The Oregon Department of Revenue reported that as of July 31, it has processed $25.5 million in marijuana tax payments this year. New rules require testing by an accredited lab.

“The tax revenue will go from that to zero if we have no product to sell,” Morse said.

Medical marijuana dispensaries are selling to both patients and so-called recreational users, but after the end of this year they won’t be allowed to sell to recreational users. Retail shops will sell to them, but only products that have been tested by accredited labs for pesticides and other impurities, and for potency. Medical marijuana is required to be tested but the labs previously did not need to be accredited.

Jeremy Sackett, co-founder of Cascadia Labs, said he is awaiting accreditation and that an inspection by ORELAP is scheduled for next week. The company has one lab in the Portland area and another in Bend.

“It would be unfortunate if the State were not able to support and effectively implement the well-developed regulations that have been enacted,” Sackett told AP in an email.

The Oregon Health Authority, which oversees ORELAP, said Tuesday in response to Ward’s warning that it is committed to taking steps to ensure environmental laboratory accreditation “even with growing demand.”

“Labs play a critical role in ensuring public health and OHA will find a solution to the challenges that the short-term increase in cannabis testing lab requests has caused,” the health authority said.

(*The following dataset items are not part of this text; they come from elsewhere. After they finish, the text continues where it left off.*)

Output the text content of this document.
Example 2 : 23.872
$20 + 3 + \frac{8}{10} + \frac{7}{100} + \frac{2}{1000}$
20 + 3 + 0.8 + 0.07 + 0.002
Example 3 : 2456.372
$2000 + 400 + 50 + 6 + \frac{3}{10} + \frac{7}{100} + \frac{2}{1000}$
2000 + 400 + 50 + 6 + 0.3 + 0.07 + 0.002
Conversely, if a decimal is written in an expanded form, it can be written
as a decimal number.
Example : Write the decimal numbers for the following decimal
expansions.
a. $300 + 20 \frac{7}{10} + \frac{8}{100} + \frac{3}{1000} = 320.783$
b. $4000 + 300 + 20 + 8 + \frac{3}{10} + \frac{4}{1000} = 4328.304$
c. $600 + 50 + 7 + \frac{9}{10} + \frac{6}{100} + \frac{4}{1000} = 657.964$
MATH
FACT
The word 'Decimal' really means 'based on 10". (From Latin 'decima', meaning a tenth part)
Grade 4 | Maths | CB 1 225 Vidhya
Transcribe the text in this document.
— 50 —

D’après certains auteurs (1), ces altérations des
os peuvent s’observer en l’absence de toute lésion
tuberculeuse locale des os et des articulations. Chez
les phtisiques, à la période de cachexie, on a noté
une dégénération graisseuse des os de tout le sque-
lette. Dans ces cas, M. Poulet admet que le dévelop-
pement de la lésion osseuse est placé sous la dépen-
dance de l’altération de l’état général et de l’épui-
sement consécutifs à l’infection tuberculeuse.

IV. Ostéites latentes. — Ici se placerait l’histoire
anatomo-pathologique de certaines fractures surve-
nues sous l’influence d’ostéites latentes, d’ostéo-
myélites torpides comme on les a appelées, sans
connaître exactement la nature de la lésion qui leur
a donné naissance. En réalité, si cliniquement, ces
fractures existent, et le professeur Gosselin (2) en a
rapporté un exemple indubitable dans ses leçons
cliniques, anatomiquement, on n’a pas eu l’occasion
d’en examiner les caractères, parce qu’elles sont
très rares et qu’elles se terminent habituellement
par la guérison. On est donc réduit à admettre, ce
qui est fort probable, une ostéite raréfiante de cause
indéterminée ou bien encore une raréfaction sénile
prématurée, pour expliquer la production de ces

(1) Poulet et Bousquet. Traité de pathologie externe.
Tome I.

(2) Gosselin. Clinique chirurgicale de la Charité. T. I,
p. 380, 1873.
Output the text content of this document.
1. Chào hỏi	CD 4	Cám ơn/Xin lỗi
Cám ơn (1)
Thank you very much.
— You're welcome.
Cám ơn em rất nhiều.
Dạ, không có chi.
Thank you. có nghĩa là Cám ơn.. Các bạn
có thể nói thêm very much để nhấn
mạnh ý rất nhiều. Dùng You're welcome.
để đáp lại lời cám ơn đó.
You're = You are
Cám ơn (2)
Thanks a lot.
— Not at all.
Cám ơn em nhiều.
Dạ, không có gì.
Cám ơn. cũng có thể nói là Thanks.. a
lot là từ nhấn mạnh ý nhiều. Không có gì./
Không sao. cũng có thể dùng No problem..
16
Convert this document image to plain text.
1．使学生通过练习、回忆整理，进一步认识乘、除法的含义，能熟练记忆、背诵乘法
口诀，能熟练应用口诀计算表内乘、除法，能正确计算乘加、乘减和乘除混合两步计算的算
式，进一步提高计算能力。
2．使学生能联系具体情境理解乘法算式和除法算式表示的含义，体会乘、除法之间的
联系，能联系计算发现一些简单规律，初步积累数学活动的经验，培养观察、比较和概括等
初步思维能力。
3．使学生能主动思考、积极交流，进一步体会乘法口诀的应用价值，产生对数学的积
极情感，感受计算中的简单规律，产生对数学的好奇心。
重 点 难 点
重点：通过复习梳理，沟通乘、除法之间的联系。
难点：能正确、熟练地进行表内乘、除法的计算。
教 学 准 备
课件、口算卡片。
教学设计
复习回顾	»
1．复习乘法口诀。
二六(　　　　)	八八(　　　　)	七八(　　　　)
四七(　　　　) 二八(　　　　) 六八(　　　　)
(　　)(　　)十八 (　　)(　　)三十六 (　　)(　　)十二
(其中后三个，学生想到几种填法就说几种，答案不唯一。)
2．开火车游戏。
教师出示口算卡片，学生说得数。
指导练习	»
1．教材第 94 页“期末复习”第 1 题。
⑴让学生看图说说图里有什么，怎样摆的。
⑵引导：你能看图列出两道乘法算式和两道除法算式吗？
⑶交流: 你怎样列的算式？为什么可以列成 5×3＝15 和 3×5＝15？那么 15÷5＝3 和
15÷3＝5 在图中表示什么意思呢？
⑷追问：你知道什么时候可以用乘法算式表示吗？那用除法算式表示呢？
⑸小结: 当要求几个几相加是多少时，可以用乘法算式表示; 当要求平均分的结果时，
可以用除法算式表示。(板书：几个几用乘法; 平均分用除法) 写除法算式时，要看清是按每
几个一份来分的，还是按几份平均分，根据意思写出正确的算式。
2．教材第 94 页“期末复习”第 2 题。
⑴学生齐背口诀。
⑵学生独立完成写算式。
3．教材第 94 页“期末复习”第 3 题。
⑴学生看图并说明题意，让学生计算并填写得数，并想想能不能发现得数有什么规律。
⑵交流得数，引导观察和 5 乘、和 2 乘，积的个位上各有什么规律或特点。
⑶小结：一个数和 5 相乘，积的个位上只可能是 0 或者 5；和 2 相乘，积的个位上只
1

Morse said Ward’s “cry for help is a smart thing to do, because no one has been listening. He added that he hopes Gov. Kate Brown’s office will step in and ensure the health authority gives sufficient resources to Ward’s agency.

ORELAP also must accredit labs that test drinking water and other environmental substances. Lead has been discovered in drinking water in several schools in Oregon recently.

In his email, Ward also said a last-minute rush of cannabis lab applications, plus their difficulties in meeting new requirements, have contributed to his agency being overwhelmed.